Health/allied health practitioners have a vital role in protecting children from future harm, and many feel they have a moral obligation to do so. Their role can include supporting families and linking them with specialist support services, monitoring and recording issues, and alerting the appropriate authorities when required. In Australia we have a differential response system which means that there are different response requirements depending upon the level of risk to the child.
Sadly, we know little about the extent to which health practitioners can identify appropriate responses. Unfortunately, concerns raised globally suggest that health practitioners may struggle to do so. For example, health practitioners have failed to report situations where there are life-threatening risks to children. On the other hand, concerns have also been raised regarding the number of families being unnecessarily subjected to invasive statutory interventions when more supportive interventions are indicated. Moreover, we know very little about how to best train health practitioners to make appropriate decisions in such circumstances.
By teaming up with the NSW Child Protection Helpline and the NSW Health Child Wellbeing Unit, we developed an approach and valuable tools to start exploring these important issues (see our recently published paper ‘Appropriate responses to potential child abuse: The importance of information quality’ – available for free until 28 May 2021 via: https://authors.elsevier.com/a/1ctFMX18YO1gC).
Our operational definition of an ‘appropriate response’ is different to what is typically assumed within normative child protection decision-making research (i.e. that it should be based on child and family outcomes – a definition fraught with confounds!). We operationalise it in terms of decision alignment with the child protection system. This definition allows us to explore how best to assist health practitioners to effectively use the child protection system they are in to get the most appropriate and timely support for vulnerable children and their families.
We developed 285 scenarios based on real child protection reports made by health/allied health practitioners that covered a range of appropriate response pathways and abuse types. An appropriate response for each scenario was identified by having 34 child protection professionals provide their opinion and rationales.
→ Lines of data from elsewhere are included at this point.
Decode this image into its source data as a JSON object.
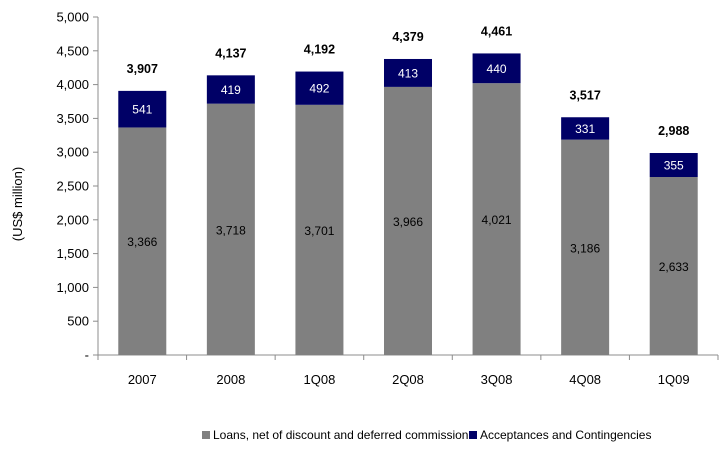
{
  "chart_data": {
    "type": "bar",
    "stacked": true,
    "categories": [
      "2007",
      "2008",
      "1Q08",
      "2Q08",
      "3Q08",
      "4Q08",
      "1Q09"
    ],
    "series": [
      {
        "name": "Loans, net of discount and deferred commission",
        "values": [
          3366,
          3718,
          3701,
          3966,
          4021,
          3186,
          2633
        ],
        "color": "#808080"
      },
      {
        "name": "Acceptances and Contingencies",
        "values": [
          541,
          419,
          492,
          413,
          440,
          331,
          355
        ],
        "color": "#000066"
      }
    ],
    "totals": [
      3907,
      4137,
      4192,
      4379,
      4461,
      3517,
      2988
    ],
    "value_labels": {
      "bottom": [
        "3,366",
        "3,718",
        "3,701",
        "3,966",
        "4,021",
        "3,186",
        "2,633"
      ],
      "top": [
        "541",
        "419",
        "492",
        "413",
        "440",
        "331",
        "355"
      ],
      "totals": [
        "3,907",
        "4,137",
        "4,192",
        "4,379",
        "4,461",
        "3,517",
        "2,988"
      ]
    },
    "title": "",
    "xlabel": "",
    "ylabel": "(US$ million)",
    "ylim": [
      0,
      5000
    ],
    "yticks": [
      0,
      500,
      1000,
      1500,
      2000,
      2500,
      3000,
      3500,
      4000,
      4500,
      5000
    ],
    "ytick_labels": [
      "-",
      "500",
      "1,000",
      "1,500",
      "2,000",
      "2,500",
      "3,000",
      "3,500",
      "4,000",
      "4,500",
      "5,000"
    ],
    "grid": false,
    "legend_position": "bottom"
  }
}
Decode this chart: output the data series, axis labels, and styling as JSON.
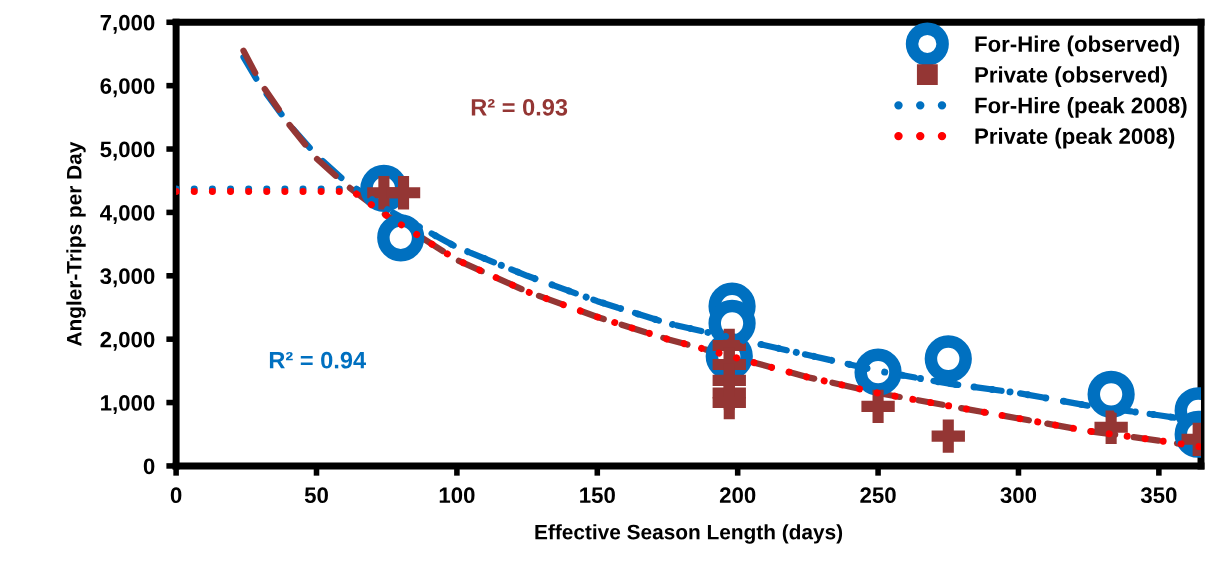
{
  "chart_data": {
    "type": "scatter",
    "xlabel": "Effective Season Length (days)",
    "ylabel": "Angler-Trips per Day",
    "xlim": [
      0,
      365
    ],
    "xticks": [
      0,
      50,
      100,
      150,
      200,
      250,
      300,
      350
    ],
    "ylim": [
      0,
      7000
    ],
    "yticks": [
      0,
      {
        "value": 1000,
        "label": "1,000"
      },
      {
        "value": 2000,
        "label": "2,000"
      },
      {
        "value": 3000,
        "label": "3,000"
      },
      {
        "value": 4000,
        "label": "4,000"
      },
      {
        "value": 5000,
        "label": "5,000"
      },
      {
        "value": 6000,
        "label": "6,000"
      },
      {
        "value": 7000,
        "label": "7,000"
      }
    ],
    "grid": false,
    "legend": "top right",
    "annotations": [
      "R² = 0.93",
      "R² = 0.94"
    ],
    "series": [
      {
        "type": "line",
        "line_style": "dashed",
        "marker": "none",
        "color": "#0070c0",
        "x": [
          24,
          30,
          40,
          50,
          60,
          75,
          100,
          125,
          150,
          175,
          200,
          225,
          250,
          275,
          300,
          325,
          350,
          365
        ],
        "values": [
          6450,
          6000,
          5400,
          4900,
          4500,
          4050,
          3450,
          3000,
          2600,
          2250,
          2000,
          1750,
          1500,
          1300,
          1150,
          950,
          800,
          700
        ]
      },
      {
        "type": "line",
        "line_style": "dotted",
        "marker": "none",
        "name": "For-Hire (peak 2008)",
        "color": "#0070c0",
        "x": [
          0,
          25,
          50,
          64,
          75,
          100,
          125,
          150,
          175,
          200,
          225,
          250,
          275,
          300,
          325,
          350,
          365
        ],
        "values": [
          4370,
          4370,
          4370,
          4370,
          4050,
          3450,
          3000,
          2600,
          2250,
          2000,
          1750,
          1500,
          1300,
          1150,
          950,
          800,
          700
        ]
      },
      {
        "type": "line",
        "line_style": "dotted",
        "marker": "none",
        "name": "Private (peak 2008)",
        "color": "#ff0000",
        "x": [
          0,
          25,
          50,
          63,
          75,
          100,
          125,
          150,
          175,
          200,
          225,
          250,
          275,
          300,
          325,
          350,
          365
        ],
        "values": [
          4330,
          4330,
          4330,
          4330,
          3950,
          3250,
          2750,
          2350,
          2000,
          1700,
          1400,
          1150,
          950,
          750,
          550,
          400,
          300
        ]
      },
      {
        "type": "line",
        "line_style": "dashed",
        "marker": "none",
        "color": "#943634",
        "x": [
          24,
          30,
          40,
          50,
          60,
          75,
          100,
          125,
          150,
          175,
          200,
          225,
          250,
          275,
          300,
          325,
          350,
          365
        ],
        "values": [
          6550,
          6050,
          5400,
          4850,
          4450,
          3950,
          3250,
          2750,
          2350,
          2000,
          1700,
          1400,
          1150,
          950,
          750,
          550,
          400,
          300
        ]
      },
      {
        "marker": "circle",
        "name": "For-Hire (observed)",
        "color": "#0070c0",
        "x": [
          74,
          80,
          198,
          198,
          197,
          250,
          275,
          333,
          364,
          364
        ],
        "values": [
          4380,
          3600,
          2520,
          2250,
          1730,
          1480,
          1690,
          1130,
          870,
          500
        ]
      },
      {
        "marker": "cross",
        "name": "Private (observed)",
        "color": "#943634",
        "x": [
          74,
          81,
          197,
          197,
          197,
          197,
          197,
          250,
          275,
          333,
          364
        ],
        "values": [
          4310,
          4310,
          1900,
          1600,
          1350,
          1150,
          1000,
          940,
          470,
          610,
          420
        ]
      }
    ]
  }
}
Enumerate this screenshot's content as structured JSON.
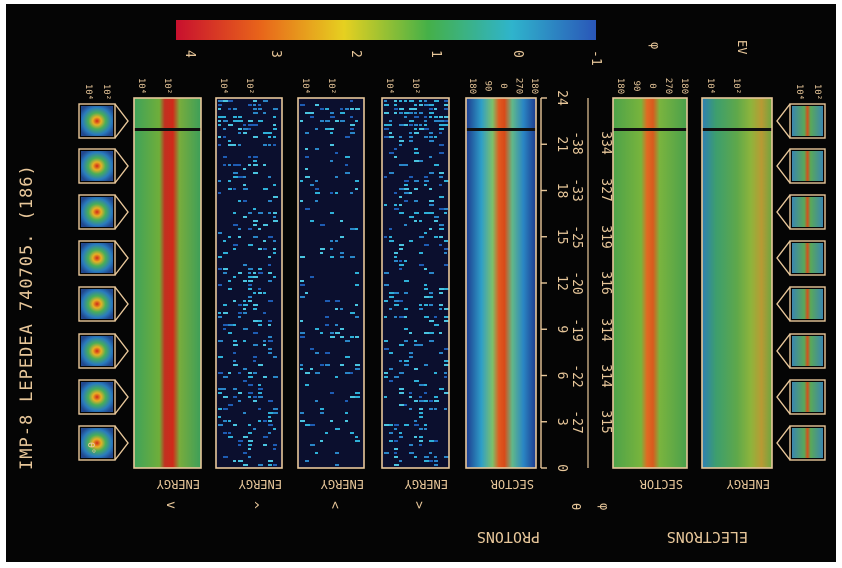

The child protection professionals displayed moderate (e.g., krippendorf’s alpha = 0.58, 95 % CI: 0.52 to 0.62) interrater agreement as to the appropriate response. For 127 of the 285 scenarios (44.56 %), there was strong consensus (K = 0.73, 95 % CI: 0.66 to 0.78). Professional consensus for our scenarios was higher than anticipated from previous research, although still low compared to generally acceptable levels. Although not the intended purpose of this study, our results suggest several promising avenues to increase child protection professional consensus as well as providing us with a large set of ecologically valid scenarios to explore the appropriateness of health practitioners responses and how to most efficiently enhance their decision-making.
Improving the quality of information and decision-making at the earliest point that a vulnerable family has contact with the child welfare system has the potential to improve the quality of all subsequent decision-making for families. Until such research is undertaken there will be families who continue to experience unnecessary and potentially traumatic intrusion into their family, and children and young people who will be left without adequate protection.